The original text of this hymn was written in Welsh by William Williams, a circuit-riding preacher, in 1745, and given the original title, “A prayer for strength to go through the wilderness of the world.” It has since been translated in seventy-five languages. It was translated into English by Peter Williams (no relation) in 1771. Most modern hymnals now use the first verse of Peter’s translation, and the last two from William’s own translation into English.
William often used the metaphor of “pilgrimage” in his hymn texts, and this is no exception. The general theme of the song is an allusion to the Israelites’ journey through the desert to reach the Promised Land. There are a few textual differences between versions. The editors of the Psalter Hymnal changed the name of God in the first line from “Jehovah” to “Redeemer,” to reflect the change in modern scholarship that does not accept “Jehovah” as a credible name for God, since it stems from a mistaken medieval interpretation of the Hebrew names “YHWH” and “Adonai.” Another difference is found in the last two lines of each verse, where different words are used to construe the same sentiment. For example, some hymnals, such as the Psalter Hymnal, read, “Feed me now and evermore,” while most others read, “Feed me till I want no more.”

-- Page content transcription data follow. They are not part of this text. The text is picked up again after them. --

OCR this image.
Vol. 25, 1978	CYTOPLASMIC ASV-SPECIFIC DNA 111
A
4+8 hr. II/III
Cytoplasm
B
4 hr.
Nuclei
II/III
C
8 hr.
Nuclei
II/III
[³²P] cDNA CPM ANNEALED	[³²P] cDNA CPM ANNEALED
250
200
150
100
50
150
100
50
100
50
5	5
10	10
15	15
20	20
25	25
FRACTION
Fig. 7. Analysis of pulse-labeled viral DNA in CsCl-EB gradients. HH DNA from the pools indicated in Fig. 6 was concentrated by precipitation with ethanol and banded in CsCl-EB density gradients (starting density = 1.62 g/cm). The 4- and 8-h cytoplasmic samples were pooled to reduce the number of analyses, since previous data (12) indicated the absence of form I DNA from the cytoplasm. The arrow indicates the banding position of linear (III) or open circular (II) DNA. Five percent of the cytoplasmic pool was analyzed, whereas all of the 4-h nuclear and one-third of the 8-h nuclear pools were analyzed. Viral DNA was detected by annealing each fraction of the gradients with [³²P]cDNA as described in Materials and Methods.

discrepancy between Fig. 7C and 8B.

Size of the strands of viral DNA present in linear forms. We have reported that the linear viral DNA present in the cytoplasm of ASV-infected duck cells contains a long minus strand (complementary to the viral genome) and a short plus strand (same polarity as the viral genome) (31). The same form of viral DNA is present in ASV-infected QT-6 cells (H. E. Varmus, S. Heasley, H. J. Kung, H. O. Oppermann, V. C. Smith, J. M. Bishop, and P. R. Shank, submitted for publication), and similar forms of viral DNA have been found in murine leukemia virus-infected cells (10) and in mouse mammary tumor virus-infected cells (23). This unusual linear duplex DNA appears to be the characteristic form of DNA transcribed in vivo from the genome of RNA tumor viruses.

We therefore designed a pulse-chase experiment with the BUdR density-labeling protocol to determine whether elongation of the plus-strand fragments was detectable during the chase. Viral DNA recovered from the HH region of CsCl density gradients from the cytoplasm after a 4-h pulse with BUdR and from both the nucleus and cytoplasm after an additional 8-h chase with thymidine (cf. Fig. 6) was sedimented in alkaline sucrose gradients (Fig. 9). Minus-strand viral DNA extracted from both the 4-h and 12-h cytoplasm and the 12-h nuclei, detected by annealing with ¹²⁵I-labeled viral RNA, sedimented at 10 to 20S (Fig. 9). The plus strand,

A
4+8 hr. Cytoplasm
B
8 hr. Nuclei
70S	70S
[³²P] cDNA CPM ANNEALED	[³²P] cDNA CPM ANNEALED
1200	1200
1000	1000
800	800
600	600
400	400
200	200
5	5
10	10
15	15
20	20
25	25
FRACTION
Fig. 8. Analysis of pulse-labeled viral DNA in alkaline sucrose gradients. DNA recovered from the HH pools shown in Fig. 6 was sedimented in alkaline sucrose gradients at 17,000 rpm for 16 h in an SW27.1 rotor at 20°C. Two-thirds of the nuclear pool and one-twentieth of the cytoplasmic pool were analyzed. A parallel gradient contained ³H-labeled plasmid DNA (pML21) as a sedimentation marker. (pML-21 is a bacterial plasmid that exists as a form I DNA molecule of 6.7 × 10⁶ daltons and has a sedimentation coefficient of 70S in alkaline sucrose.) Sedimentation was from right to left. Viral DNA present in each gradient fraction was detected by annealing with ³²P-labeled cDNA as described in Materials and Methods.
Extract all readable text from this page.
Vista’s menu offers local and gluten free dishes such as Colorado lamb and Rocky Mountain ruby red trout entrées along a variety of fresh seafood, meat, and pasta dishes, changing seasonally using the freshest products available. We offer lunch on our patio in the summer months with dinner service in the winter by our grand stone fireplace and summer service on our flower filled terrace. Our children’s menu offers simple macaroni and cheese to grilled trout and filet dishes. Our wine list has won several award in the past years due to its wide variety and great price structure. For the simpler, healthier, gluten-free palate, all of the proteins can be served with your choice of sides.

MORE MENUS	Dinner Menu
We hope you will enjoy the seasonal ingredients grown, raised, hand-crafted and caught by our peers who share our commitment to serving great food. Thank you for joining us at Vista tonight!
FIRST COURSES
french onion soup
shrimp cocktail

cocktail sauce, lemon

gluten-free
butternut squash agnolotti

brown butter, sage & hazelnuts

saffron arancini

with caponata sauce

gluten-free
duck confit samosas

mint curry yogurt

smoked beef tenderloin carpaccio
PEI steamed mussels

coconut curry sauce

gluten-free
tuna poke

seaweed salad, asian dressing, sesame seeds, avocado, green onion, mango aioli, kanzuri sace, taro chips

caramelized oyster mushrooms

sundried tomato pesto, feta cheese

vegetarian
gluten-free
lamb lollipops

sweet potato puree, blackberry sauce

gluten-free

CWM RHONDDA was composed in 1905 by John Hughes. Austin Lovelace writes that its 87.87.87 meter invites “enthusiastic participation” (Anatomy of Hymnody, 74). It should indeed be sung in a stately manner, but, as Jerry Jenkins writes, though this hymn was meant to “be sung at full power in a corporate setting…it can also be whispered reverently for profound personal impact” (Hymns for Personal Devotions, 52). Though the meter invites robust singing, the words also invite prayer. Make sure that the tune doesn’t become choppy and blunt, but that you glide through the melody, allowing the words to be expressive. Jeremy Casella, a singer-songwriter from the Indelible Grace community, has a new tune for Williams’ text that underscores the prayer within the text.
Alternative Harmonization for Organ:
Alternative Harmonization for Piano:
This hymn of pilgrimage can be sung at various times during the year as a prayer for divine guidance and providence. Some examples of services where this hymn might fit are New Year’s Eve, Commissioning services, or the Easter season (given the Exodus theme). It could function as a prayer of invocation or a hymn of response after a sermon on God’s guidance in our lives. It would also be a beautiful hymn for communion, especially given the repeated line, "Bread of Heaven." In the same vein, it could work as an ending for a service - now that we've been fed with spiritual food, we ask that God would guide us as we go out from this place.
For a contemporary worship service you may want to use the choral anthem Step By Step with Guide Me, O Thou Great Jehovah.